Fail as quickly as possible.

As long as humans are writing code, bugs will happen and mistakes will be made; that’s entirely normal and is to be expected when creating something new. The processes we put in place are designed to catch these failures at the earliest stage we can.

If the customer sees the bug, we didn’t catch it early enough. If we find it before it goes live, we can deal with it swiftly and move on.

If we have the ability to do that, we allow people to fail without fear; which means we can try new things and push our software forward, rather than play it safe.

User Stories

User stories are one of the earliest stages of building a feature, where we sit down and describe how the user will interact with our product.

A colleague of mine suggested that this time is not just for writing cards for the Kanban board; it is also the time to address any queries and narrow down on the specifics of the requirement.

Are we building something the user actually wants? Are we implementing it correctly?

This is generally when we should consider time estimates too:

Is it realistic to fit this feature in to the next sprint? Are we underestimating how long it will take?

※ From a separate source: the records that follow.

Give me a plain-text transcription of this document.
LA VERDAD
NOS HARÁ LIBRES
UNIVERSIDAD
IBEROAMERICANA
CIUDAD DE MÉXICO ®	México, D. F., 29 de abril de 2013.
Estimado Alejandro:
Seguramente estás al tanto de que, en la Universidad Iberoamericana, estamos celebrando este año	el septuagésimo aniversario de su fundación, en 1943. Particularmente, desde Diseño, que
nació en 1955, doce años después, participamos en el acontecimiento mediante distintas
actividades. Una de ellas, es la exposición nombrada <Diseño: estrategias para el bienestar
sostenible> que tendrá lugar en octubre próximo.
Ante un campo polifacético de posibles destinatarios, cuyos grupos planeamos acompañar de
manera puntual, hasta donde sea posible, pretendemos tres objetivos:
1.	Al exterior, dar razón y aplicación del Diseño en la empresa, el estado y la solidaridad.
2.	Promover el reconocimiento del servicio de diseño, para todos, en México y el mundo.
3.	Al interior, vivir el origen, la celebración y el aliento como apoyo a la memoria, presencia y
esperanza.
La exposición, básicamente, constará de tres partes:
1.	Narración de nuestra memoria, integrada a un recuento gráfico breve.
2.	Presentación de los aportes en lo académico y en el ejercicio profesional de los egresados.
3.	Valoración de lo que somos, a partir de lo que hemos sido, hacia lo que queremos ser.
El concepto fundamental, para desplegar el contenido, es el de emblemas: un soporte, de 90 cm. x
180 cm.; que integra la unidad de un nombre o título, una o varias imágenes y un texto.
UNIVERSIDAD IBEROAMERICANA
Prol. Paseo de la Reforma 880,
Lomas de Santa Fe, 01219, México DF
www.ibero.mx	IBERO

It’s better to find this out now than two weeks down the line when we are under huge pressure to ship it. Something that can seem simple when written down can actually be incredibly difficult to implement in code. This is probably the time to have that discussion.

Unit Tests

Isn’t it cool that we can have an automated process that will catch bugs before we even commit our code to source control? If we have good unit tests around a feature, we have much more confidence that it will behave the way we intended.

Testing whether a feature works is easy. Testing the ‘edge-cases’, the unique occurrences that we don’t usually find until we’ve shipped, is hard. That’s why unit testing is so great. We can list all of the bad inputs or potential issues our code could have and know at build time whether we have coded a robust solution around those things.

Unit testing also allows us to work on the code later without fear of breaking it. We can re-factor, fix bugs and add something new; all the time knowing that the original functionality is not affected as long as the tests are passing.

This all relies on us writing good tests of course. I am still trying to learn the best practices around unit testing, but there are loads of resources out there to help.

Staging/Test Servers

Even if we are reasonably happy that the feature is as intended and the code is robust, it might be a good idea to stage it somewhere before letting it loose. In an ideal world, we would do all of our development in an environment identical to that in which the final product will run. In practice that is actually quite hard to achieve.

By deploying our code to a staging area (this is an exact replica of the live environment), we can reproduce the customer experience before releasing it into the wild. This is the time when we can catch the ‘it works on my machine’ issues that every project has. Any integration tests will also be run here.

This is also a good place for the feature to be reviewed by any stakeholders. What they are seeing should be exactly what the customer will see. If any changes are needed, it’s not too late to make them before the code finally leaves the building.

These are just some of the ways to trap problems early before they get as far as production. Did I miss any?